Should lawyers own contracting?
Mark Harris has written an excellent article in The National Law Journal (“A New Way To Manage The Mountains Of Contracts”, December 8th, 2015). He introduces his topic with the following comment: “Contracts are the most important point of interface between companies, their customers, suppliers and employees. They form the bone and connective tissue that gives the company structure and movement.”
While many may question whether contracts are the ‘most important’ point of interface (I am sure many sales reps might disagree), his point is correct that good contracts truly do offer ‘connective tissue’. Mark goes on to provide some excellent examples of why contracts are so important – and becoming more so. He also makes the key observation that what really matters is the contracting process and that in most organizations these are currently obsolescent. I would go further: I don’t believe most organizations actually have a defined contracting process, covering the full lifecycle of a contract.
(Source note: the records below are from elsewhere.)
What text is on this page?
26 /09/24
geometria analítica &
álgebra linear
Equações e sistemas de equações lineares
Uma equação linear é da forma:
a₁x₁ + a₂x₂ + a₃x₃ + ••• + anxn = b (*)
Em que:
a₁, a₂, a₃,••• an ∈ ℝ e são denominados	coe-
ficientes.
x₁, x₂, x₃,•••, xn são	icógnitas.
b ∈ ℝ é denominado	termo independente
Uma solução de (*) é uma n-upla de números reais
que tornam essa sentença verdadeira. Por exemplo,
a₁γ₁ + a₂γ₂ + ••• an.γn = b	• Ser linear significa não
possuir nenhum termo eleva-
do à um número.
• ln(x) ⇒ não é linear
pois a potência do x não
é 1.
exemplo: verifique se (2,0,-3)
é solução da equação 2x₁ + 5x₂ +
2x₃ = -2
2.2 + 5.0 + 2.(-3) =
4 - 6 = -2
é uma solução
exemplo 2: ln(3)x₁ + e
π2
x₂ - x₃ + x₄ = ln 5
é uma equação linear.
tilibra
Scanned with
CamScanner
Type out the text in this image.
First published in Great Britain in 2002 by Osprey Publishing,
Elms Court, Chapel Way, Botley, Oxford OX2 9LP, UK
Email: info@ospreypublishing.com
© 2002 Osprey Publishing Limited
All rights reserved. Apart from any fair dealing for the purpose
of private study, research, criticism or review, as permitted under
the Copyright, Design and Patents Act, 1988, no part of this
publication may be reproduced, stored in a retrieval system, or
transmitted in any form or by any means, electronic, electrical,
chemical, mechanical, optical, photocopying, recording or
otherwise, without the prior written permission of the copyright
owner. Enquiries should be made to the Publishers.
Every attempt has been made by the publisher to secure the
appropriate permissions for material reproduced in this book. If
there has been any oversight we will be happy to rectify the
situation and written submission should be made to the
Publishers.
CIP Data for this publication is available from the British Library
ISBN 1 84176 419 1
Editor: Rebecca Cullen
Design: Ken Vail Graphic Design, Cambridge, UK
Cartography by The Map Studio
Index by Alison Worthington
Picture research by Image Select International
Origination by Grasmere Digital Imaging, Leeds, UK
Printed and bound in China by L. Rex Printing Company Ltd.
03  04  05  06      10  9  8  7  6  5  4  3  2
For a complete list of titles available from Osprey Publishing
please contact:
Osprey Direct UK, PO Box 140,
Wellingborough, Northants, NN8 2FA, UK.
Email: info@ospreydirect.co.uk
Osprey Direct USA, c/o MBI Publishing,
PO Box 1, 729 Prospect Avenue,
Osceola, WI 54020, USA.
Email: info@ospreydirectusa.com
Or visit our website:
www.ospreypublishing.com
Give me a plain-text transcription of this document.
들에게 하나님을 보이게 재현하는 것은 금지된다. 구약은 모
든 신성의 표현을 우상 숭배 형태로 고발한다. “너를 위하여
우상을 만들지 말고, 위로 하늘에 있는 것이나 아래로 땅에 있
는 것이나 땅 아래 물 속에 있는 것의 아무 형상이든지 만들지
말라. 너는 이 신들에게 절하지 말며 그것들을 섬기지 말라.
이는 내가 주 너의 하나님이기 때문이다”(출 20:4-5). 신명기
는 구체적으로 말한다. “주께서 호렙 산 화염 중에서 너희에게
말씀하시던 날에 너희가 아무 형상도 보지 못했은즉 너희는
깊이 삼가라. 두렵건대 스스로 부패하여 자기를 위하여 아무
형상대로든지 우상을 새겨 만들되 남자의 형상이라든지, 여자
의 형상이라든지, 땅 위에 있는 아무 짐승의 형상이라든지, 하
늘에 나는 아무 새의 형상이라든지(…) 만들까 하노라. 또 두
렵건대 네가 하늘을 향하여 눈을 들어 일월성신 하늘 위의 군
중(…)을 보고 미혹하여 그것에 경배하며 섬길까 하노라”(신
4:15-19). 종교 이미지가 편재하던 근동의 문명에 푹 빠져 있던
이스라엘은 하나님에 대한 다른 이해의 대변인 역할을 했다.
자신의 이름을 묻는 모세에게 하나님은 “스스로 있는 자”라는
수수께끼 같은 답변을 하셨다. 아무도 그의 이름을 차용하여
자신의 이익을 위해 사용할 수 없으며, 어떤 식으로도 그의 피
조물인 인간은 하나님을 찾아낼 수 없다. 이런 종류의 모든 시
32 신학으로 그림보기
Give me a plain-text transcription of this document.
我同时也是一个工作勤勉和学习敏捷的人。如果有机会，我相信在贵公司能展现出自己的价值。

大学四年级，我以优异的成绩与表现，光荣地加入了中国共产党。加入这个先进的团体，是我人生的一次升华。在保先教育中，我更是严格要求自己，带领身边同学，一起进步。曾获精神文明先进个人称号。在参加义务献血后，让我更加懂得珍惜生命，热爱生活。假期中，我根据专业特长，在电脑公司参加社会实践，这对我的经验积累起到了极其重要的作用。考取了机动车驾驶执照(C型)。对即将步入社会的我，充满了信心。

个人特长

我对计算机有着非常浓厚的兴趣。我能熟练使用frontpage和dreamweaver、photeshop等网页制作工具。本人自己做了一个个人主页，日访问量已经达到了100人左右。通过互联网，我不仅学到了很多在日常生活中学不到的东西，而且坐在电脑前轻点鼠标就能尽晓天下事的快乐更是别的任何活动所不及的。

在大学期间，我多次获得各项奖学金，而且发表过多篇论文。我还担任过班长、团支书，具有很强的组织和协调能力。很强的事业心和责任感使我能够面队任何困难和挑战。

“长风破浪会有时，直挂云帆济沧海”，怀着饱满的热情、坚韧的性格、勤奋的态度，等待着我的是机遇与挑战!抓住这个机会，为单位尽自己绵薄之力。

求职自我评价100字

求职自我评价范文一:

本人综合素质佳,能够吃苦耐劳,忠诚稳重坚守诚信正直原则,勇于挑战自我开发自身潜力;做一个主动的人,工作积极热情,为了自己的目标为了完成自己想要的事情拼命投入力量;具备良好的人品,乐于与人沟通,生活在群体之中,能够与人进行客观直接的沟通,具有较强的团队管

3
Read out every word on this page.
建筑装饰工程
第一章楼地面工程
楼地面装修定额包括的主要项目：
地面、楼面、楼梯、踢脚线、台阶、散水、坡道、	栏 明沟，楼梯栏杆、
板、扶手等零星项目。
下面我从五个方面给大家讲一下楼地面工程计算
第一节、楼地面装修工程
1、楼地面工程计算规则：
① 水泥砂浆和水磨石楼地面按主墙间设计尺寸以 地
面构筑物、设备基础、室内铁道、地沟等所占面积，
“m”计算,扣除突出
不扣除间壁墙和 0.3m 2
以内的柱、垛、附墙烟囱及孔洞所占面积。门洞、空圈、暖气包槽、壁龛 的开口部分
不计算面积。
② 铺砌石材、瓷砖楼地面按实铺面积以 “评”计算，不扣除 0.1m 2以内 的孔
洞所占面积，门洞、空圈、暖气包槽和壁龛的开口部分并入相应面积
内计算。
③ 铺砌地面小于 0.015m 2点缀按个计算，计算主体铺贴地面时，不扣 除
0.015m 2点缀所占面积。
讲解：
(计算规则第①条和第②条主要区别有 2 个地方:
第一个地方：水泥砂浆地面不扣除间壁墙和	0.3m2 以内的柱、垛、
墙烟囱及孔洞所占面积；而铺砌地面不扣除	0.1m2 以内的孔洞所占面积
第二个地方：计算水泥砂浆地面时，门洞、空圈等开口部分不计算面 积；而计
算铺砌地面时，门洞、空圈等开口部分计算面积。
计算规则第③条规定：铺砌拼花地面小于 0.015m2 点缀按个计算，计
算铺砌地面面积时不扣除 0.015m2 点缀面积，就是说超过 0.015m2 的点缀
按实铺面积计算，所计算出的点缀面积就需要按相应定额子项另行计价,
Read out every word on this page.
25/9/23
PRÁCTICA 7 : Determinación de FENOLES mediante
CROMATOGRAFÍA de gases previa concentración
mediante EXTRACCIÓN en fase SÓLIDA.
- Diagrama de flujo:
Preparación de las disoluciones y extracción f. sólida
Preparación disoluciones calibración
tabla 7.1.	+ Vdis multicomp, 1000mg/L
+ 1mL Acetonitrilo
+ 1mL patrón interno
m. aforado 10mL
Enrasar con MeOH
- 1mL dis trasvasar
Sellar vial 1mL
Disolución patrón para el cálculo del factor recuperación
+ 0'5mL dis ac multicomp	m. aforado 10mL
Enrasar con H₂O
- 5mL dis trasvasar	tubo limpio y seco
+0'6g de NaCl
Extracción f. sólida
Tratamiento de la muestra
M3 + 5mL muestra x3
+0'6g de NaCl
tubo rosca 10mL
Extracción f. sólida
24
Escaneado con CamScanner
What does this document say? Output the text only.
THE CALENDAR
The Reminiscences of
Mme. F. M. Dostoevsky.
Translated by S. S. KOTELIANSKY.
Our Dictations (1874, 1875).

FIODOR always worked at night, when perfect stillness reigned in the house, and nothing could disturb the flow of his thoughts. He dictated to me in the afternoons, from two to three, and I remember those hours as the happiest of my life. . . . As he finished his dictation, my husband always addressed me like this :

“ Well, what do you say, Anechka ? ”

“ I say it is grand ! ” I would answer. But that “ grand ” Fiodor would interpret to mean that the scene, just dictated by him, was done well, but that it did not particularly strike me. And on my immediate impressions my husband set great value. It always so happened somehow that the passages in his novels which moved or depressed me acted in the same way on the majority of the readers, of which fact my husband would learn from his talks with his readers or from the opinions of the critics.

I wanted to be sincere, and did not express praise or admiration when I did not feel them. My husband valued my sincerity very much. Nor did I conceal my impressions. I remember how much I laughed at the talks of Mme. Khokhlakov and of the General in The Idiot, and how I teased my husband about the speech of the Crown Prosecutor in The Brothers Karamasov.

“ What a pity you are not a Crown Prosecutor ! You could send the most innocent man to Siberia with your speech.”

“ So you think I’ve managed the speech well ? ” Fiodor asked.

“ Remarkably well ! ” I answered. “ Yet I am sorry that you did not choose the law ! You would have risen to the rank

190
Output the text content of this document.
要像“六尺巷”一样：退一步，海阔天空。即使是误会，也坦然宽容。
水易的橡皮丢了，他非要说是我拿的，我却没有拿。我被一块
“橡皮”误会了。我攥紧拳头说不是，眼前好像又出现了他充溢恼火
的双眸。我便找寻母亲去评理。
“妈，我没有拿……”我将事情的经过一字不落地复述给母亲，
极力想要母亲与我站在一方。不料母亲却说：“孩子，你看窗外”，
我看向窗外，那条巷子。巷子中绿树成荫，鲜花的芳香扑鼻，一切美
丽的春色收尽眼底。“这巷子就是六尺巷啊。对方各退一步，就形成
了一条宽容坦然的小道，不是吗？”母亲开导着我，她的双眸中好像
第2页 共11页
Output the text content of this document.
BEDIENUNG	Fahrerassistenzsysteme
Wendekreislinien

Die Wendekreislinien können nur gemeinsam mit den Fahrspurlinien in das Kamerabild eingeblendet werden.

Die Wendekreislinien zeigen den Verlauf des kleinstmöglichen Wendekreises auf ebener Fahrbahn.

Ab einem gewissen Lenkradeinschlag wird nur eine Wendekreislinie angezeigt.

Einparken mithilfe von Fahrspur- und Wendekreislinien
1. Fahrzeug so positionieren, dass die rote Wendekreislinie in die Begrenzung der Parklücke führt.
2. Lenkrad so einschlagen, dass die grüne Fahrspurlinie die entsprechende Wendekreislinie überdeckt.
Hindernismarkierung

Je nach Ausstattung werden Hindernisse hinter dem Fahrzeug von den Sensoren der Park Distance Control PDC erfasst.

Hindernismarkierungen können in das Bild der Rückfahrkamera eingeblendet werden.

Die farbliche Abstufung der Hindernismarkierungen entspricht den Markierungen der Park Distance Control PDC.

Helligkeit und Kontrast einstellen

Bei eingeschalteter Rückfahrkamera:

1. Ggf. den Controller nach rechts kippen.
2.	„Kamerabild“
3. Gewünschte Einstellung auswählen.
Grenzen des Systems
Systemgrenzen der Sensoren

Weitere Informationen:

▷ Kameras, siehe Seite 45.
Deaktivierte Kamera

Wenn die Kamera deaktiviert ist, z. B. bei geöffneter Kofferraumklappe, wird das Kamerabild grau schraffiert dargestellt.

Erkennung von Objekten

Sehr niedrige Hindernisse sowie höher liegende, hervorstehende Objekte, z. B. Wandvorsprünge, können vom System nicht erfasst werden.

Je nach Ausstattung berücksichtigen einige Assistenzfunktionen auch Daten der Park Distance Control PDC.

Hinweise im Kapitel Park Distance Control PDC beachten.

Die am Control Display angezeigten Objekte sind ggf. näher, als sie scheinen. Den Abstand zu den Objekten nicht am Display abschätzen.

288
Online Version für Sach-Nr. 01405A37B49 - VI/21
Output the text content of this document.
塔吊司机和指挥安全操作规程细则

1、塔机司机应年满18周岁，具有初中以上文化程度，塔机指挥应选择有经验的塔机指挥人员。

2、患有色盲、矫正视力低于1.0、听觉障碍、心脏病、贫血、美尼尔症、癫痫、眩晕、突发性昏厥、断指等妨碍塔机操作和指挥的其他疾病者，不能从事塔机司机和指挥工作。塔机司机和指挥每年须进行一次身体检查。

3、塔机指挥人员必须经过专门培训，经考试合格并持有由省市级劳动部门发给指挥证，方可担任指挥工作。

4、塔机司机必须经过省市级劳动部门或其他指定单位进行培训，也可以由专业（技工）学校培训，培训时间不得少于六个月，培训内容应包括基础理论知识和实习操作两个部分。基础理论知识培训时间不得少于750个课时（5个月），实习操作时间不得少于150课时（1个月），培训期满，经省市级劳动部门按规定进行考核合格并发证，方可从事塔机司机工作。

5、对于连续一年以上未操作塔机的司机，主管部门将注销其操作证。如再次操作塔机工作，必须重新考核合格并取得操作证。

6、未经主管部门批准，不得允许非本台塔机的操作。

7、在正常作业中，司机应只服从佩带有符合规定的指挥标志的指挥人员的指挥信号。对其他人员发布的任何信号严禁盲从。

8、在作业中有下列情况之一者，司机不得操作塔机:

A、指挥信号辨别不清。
This weakness creates exposure to many risks. Details like the inability to find contracts or to properly communicate obligations are actually quite minor compared with the growing frequency with which an inappropriate form of contract is used, or the terms are wrong, or post-award management is chaotic. Mark draws on an example of good practice in which a company has deployed “technology to enable the systematic capture of contract requests and information; distribute and execute work efficiently; and then track obligations, risks and performance. By applying process (including clear workflow rules based on contract risk and complexity, a dedicated contracts team designed to alleviate bottlenecks, custom playbooks) and technology innovation, Allergan is reducing risk, liberating valuable data, and capturing incremental revenue by bringing products to market faster.”
Where I diverge from Mark’s analysis is when he presents the issues as ‘legal problems’. Lawyers are key stakeholders in any contract. That does not naturally or necessarily make them owners of the contracting process. Indeed, the article acknowledges this when it says: “For years, companies have tried to solve complex legal problems with more lawyers, when the right answer is often fewer. High-volume contracts operations don’t call for a legal-only solution.” But having recognized that contracting is actually a multi-disciplinary, collaborative activity, Mark then proposes that the lawyers should be top of the pile when he says that these operations “require a combination of technology and processes that allow a pyramid of negotiators and subject-matter experts to work under a smaller pool of strategic lawyers who set policy, anticipate important risks and provide high-value counsel to their business clients.”
While I have seen well-intentioned General Counsel show invaluable leadership in having their company tackle weaknesses in contracting, I am far from convinced that a stakeholder with specific interests can ever fully represent the wider interests of the business. Indeed, I think one reason why contracting processes are so weak is precisely because individual stakeholders jealously guard their power and prevent anyone from within their number taking ownership and control. Many might argue that much of the problem with contracts today is due to the conservatism, traditional thinking and resistance to technology shown by many in the legal profession.
To be effective, a contracting process must be balanced and visibly reflecting good judgment. Its owner has to be measured on the effectiveness of its output throughout the life cycle. I do not believe this is consistent with the role or skills of most legal departments and I am unsure that it is something they should aspire to. I think true excellence in contracting process requires an independent owner – who may indeed have legal qualifications, but will not be driven by the specific measures or purpose of the in-house counsel.